Identification of tumour-specific spliced epitopes to target large cohorts of cancer patients by immunotherapy

Identification of tumour-specific spliced epitopes to target large cohorts of cancer patients by immunotherapies Background Targeting CD8+ T cells to recurrent tumour-specific mutations can profoundly contribute to cancer treatment.

To promote this, I advocate targeting tumour-specific spliced epitopes (TSSEs), which overcome limits on antigen sequence diversity, thereby potentially treating a substantially larger patient cohort.

Spliced epitopes are naturally produced by proteasomes through reshuffling the antigen sequence and although they have been increasingly studied in infection and autoimmunity, they have been largely neglected in cancer immunotherapy. Aims My Aim is to identify and validate TSSEs as targets of anti-cancer immunotherapies for large numbers of patients.

I shall employ a multi-disciplinary approach including: (i) the systematic identification and characterisation of TSSEs which carry BRAF, KRAS and NRAS mutations; (ii) the generation and validation of TSSE-specific T cells and TCRs suitable for adoptive T cell therapy (ATT); (iii) the quantitation of TSSE antigenicity in cancer patients.

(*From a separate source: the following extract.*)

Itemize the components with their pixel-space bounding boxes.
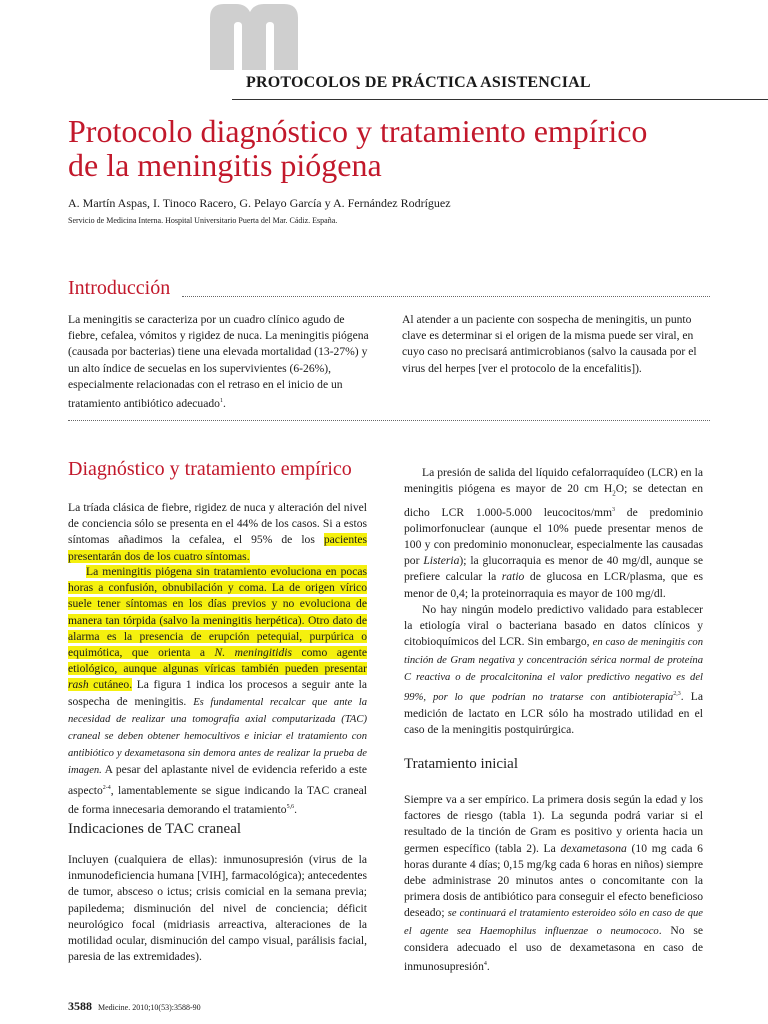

Our preliminary results show that we can almost triple the potential melanoma and pancreatic cancer population treatable with ATT by targeting TSSEs identified in this project.

Methods TSSE identification and characterisation will be studied at a biochemical and cellular level by combining in silico and in vitro methods which I have co-developed over the last decade.

Specific CD8+ T cell clones and their TCRs will be isolated from the peripheral blood of patients with melanoma and pancreatic cancer, and the lymphocyte responses to spliced epitopes compared between patients and controls.

Thereupon, the efficacy of TSSE-specific CD8+ T cell clones to selectively recognise and eradicate cancers will be tested in vitro and in xenograft tumour models.

How the results of this research will be used The project will: 1. generate a computer-based method for the prediction of spliced peptide generation. 2. identify spliced epitopes carrying selected tumour-specific mutations that can be employed in different immunotherapeutic strategies; 3. define the features of naturally-occurring adaptive immune responses against TSSEs in cancer cells, potentially impinging upon the efficacy of immunotherapies such as checkpoint blockade; 4. isolate CD8+ T cell clones and their TCRs reactive to TSSEs, which can be used in adoptive T cell therapies (ATTs); 5. build a foundation for clinical trials using ATTs against melanoma, pancreatic adenocarcinoma, colon carcinoma and other tumours carrying mutations that are presented as spliced epitopes.